Menurut Majelis :bahwa Terbanding melakukan koreksi atas Dasar Pengenaan Pajak Pajak Pertambahan Nilai atas penyerahan kepada bukan pemungut Pajak Pertambahan Nilai sebesar Rp. 8.429.136.570,00, dengan alasan telah terjadi penyerahan hak atas Barang Kena Pajak di dalam Daerah Pabean sehingga terutang Pajak Pertambahan Nilai.

bahwa Pasal 1 A Undang-undang Nomor 8 Tahun 1984 sebagaimana telah diubah terakhir dengan Undang-undang Nomor 18 Tahun 2000 ayat (1) huruf a juga diatur “ bahwa yang termasuk ddalam pengertian penyerahan Barang Kena Pajak adalah penyerahan hak atas Barang Kena Pajak karena suatu perjanjian “.

bahwa berdasarkan Pasal 4 huruf a Undang-undang Nomor 8 Tahun 1984 sebagaimana telah diubah terakhir dengan Undang-undang Nomor 18 Tahun 2000 dinyatakan bahwa Pajak Pertambahan Nilai dikenakan atas penyerahan Barang Kena Pajak di dalam Daerah Pabean yang dilakukan oleh pengusaha.

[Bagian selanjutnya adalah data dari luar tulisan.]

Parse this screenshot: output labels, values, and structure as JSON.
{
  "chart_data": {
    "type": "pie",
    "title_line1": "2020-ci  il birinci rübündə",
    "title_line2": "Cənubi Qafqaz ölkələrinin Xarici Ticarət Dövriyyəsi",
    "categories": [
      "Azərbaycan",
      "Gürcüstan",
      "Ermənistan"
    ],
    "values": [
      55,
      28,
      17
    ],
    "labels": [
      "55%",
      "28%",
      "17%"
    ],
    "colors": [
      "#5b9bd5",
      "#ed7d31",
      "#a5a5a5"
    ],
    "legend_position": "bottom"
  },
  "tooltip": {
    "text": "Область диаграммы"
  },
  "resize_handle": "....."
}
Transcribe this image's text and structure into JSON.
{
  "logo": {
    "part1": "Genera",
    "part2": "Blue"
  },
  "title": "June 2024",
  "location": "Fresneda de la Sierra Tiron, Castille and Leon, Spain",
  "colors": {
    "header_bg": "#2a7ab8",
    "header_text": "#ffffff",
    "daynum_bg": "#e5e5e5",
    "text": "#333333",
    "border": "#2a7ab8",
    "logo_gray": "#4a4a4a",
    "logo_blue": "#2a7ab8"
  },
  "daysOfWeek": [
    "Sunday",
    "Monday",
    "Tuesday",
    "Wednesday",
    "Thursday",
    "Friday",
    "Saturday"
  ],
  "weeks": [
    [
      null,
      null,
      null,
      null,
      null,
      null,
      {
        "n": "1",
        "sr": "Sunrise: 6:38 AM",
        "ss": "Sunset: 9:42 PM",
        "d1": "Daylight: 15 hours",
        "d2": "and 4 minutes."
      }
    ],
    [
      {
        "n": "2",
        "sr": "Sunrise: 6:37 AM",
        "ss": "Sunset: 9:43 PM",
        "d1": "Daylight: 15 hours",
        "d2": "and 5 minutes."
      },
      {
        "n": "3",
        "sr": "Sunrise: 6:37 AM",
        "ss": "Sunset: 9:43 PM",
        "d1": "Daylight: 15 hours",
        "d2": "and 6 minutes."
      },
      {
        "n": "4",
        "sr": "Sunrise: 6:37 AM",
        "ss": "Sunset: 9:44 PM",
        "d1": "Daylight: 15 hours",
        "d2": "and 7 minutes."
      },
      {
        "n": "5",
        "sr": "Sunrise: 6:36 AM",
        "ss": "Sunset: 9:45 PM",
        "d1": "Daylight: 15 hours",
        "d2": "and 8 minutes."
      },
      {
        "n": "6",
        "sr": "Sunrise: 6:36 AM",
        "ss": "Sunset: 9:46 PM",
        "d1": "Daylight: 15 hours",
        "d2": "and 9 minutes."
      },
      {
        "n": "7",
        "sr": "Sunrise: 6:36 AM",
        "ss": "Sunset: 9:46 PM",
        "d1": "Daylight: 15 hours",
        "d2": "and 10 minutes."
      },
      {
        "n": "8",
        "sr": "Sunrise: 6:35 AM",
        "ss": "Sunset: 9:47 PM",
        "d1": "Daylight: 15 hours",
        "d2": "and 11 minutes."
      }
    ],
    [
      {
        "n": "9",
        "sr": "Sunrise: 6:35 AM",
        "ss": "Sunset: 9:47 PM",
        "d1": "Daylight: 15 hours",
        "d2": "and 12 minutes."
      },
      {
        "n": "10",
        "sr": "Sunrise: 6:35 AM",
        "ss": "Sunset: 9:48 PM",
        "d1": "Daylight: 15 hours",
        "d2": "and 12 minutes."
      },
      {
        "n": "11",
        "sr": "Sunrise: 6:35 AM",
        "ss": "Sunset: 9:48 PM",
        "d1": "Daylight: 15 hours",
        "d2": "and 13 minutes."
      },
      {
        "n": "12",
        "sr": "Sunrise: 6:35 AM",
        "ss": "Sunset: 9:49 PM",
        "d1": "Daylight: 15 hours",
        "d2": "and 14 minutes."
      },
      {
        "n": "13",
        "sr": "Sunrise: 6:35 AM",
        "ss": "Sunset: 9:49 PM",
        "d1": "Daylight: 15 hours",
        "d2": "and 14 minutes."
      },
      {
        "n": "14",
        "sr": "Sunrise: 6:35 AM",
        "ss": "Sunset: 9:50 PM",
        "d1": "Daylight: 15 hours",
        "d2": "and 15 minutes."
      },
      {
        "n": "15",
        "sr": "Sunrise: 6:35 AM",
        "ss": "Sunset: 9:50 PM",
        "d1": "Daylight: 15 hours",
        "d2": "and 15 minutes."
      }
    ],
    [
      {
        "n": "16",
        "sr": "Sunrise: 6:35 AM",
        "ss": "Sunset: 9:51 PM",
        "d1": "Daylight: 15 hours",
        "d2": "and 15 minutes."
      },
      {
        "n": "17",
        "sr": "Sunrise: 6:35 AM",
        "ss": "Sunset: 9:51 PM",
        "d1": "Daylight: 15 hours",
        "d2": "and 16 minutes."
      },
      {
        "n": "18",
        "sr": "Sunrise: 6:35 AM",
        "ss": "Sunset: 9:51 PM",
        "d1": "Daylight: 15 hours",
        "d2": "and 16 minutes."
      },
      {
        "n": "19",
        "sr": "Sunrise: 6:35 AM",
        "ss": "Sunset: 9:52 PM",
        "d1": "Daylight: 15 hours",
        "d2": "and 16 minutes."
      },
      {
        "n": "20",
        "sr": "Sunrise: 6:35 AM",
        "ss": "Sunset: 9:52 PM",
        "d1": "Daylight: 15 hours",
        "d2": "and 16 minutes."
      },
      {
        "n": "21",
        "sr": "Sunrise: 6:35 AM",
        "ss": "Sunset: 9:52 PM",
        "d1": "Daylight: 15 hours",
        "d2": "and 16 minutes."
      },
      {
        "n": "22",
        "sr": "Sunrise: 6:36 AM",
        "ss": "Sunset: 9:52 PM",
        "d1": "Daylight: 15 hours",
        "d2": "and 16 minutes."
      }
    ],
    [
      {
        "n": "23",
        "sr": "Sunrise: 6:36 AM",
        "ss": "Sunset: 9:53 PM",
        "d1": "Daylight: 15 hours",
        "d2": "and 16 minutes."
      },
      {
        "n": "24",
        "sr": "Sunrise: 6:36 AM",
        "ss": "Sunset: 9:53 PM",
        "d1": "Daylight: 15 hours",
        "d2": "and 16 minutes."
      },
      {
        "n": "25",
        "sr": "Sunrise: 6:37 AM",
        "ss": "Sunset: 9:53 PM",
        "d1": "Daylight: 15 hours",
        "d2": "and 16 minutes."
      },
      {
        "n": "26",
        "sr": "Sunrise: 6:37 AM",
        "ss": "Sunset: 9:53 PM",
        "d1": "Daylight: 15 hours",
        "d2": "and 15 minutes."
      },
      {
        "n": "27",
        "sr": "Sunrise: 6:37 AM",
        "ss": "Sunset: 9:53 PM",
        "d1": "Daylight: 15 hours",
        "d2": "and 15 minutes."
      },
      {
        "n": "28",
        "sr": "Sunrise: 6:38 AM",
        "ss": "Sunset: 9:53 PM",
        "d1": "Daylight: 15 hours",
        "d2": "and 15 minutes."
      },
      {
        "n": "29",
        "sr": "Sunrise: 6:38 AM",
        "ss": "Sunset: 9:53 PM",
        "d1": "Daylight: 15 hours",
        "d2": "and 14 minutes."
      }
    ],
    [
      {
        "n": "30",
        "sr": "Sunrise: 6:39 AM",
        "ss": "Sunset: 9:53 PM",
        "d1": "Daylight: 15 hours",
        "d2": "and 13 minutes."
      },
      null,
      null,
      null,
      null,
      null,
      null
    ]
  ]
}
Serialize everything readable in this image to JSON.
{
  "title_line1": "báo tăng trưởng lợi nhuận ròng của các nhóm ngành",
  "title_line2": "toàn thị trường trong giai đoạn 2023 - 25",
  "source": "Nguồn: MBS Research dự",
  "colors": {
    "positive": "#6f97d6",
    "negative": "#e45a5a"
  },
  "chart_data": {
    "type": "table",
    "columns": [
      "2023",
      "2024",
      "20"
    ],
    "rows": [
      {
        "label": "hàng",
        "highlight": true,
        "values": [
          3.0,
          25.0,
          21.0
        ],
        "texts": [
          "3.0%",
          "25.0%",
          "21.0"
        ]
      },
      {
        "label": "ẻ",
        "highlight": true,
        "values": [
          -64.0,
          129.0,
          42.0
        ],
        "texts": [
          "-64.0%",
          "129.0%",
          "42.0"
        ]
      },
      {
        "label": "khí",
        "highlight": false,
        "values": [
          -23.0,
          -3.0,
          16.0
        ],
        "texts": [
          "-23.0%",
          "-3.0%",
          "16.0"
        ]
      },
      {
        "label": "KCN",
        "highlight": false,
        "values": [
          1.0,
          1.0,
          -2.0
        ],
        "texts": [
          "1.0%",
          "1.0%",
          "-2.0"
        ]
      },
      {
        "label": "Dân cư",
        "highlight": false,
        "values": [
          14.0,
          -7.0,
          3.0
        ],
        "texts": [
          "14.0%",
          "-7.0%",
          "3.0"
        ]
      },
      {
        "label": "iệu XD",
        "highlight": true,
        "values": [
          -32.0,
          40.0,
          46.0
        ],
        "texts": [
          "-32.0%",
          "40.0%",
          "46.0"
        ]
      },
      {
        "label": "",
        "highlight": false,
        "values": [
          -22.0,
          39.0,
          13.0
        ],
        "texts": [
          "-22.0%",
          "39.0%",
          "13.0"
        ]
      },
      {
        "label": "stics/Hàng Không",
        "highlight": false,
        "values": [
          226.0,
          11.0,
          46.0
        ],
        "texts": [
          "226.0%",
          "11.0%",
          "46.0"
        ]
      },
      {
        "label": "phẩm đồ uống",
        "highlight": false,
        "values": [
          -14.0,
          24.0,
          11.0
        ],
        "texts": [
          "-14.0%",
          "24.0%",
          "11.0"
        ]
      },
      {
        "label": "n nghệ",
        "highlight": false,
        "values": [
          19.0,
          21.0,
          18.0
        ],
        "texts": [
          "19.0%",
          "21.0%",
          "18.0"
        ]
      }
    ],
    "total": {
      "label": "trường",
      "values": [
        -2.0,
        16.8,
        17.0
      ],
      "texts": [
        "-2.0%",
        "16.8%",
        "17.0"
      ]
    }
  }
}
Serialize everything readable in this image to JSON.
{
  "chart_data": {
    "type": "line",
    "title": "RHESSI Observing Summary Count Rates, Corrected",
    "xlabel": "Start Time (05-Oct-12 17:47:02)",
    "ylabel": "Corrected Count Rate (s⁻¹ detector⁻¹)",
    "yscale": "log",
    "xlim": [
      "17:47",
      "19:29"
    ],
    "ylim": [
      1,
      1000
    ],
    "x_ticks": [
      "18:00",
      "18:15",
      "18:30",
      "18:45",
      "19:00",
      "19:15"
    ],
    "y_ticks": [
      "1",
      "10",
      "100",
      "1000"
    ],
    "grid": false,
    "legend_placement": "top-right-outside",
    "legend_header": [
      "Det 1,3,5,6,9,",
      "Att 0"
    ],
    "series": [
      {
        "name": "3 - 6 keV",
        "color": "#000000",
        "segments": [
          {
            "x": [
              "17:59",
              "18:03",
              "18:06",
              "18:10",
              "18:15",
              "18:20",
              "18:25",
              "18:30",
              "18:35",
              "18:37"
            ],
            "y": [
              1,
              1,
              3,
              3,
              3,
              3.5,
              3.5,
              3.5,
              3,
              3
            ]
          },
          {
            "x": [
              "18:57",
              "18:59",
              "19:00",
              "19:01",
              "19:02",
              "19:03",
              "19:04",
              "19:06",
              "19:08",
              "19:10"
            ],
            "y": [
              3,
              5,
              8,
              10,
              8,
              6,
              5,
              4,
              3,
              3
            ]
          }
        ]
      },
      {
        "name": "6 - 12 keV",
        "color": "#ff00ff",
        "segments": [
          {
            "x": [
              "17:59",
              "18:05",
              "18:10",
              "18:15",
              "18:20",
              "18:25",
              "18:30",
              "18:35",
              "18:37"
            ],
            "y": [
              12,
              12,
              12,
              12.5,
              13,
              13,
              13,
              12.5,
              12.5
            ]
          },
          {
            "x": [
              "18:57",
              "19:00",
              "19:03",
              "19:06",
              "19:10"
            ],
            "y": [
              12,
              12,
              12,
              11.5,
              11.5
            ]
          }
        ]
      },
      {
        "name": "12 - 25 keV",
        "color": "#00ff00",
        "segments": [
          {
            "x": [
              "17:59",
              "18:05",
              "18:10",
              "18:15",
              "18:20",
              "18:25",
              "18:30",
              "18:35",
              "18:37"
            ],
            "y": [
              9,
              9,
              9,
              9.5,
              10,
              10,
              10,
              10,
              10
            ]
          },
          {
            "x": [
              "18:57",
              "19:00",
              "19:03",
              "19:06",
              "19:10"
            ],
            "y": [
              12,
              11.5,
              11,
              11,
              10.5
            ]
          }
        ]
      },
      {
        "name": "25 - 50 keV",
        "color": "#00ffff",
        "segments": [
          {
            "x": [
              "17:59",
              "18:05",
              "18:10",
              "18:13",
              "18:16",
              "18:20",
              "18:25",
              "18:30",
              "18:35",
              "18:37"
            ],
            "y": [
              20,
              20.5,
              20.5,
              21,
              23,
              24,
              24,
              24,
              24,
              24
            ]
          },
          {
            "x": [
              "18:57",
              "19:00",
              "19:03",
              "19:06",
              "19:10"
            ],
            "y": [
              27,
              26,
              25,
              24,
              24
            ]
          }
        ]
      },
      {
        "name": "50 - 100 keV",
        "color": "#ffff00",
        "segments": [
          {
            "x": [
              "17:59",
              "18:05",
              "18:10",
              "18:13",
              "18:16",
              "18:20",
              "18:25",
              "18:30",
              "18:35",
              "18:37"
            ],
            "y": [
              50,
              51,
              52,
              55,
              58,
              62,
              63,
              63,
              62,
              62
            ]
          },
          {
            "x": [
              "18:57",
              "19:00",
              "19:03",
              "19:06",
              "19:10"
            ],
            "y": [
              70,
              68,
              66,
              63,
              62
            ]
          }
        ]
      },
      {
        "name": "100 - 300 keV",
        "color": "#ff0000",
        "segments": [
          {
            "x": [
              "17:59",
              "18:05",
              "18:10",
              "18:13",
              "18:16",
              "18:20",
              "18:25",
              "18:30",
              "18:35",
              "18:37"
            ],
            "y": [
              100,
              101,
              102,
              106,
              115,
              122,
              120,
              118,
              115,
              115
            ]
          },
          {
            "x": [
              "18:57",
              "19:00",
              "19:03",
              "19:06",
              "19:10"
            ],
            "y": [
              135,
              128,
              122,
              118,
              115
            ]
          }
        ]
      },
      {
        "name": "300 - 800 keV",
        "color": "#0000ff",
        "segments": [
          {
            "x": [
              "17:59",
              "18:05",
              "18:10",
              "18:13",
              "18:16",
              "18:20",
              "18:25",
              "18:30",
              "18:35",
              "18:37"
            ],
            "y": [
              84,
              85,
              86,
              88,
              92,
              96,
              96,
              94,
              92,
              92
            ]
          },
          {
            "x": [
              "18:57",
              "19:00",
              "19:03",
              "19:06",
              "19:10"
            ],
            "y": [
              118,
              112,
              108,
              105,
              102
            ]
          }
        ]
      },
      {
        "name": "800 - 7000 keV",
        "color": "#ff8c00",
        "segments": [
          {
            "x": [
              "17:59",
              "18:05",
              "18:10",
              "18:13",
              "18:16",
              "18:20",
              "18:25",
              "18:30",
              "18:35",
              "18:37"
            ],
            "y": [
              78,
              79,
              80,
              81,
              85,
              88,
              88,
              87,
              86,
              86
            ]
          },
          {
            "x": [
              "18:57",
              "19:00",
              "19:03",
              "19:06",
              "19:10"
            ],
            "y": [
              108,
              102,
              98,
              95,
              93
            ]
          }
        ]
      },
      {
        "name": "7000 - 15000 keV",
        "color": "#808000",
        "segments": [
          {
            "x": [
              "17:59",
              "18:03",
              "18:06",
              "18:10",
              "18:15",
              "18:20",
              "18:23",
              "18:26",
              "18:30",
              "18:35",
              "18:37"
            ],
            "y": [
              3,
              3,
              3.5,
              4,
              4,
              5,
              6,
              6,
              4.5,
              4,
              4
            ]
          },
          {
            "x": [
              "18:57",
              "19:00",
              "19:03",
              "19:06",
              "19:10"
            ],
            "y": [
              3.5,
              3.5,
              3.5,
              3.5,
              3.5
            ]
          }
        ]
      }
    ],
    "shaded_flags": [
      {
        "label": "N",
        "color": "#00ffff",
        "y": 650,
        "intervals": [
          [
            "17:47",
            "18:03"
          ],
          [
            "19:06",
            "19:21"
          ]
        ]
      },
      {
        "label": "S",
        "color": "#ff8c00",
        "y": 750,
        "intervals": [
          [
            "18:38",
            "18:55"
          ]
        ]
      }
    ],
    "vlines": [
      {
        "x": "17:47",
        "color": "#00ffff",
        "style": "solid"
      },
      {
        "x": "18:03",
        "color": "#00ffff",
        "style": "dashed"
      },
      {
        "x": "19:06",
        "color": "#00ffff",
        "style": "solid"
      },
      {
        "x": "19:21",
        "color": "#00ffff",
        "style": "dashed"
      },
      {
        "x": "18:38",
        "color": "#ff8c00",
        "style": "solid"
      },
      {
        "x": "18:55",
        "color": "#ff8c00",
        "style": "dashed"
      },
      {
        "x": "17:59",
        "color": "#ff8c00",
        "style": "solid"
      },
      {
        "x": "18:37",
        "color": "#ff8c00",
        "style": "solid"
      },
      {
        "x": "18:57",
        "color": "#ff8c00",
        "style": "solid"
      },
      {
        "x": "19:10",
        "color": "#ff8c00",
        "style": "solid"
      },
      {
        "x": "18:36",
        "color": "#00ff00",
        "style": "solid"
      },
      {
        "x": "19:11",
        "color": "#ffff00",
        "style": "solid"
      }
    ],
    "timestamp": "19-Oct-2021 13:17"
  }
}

bahwa sesuai penjelasan Pasal 4 huruf a penyerahan barang yang dikenakan pajak harus memenuhi syarat-syarat sebagai berikut :
Barang berwujud yang diserahkan merupakan BKP. Barang yang tidak berwujud yang diserahkan merupakan BKP tidak berwujud. Penyerahan dilakukan di dalam Daerah Pabean, dan Penyerahan dilakukan dalam rangka kegiatan usaha/pekerjaan. bahwa berdasarkan penjelasan Pemohon Banding maupun Terbanding, Pemohon Banding menyerahkan Barang Kena Pajak di luar Daerah Pabean (Singapura).

bahwa berdasarkan fakta-fakta dan ketentuan tersebut di atas, Majelis berpendapat bahwa penyerahan Barang Kena Pajak di luar Daerah Pabean yaitu Singapura yang dilakukan oleh Pemohon Banding tidak terutang Pajak Pertambahan Nilai.

bahwa oleh karena itu, koreksi Terbanding atas Dasar Pengenaan Pajak Pajak Pertambahan Nilai sebesar Rp. 8.429.136.570,00 tidak dapat dipertahankan.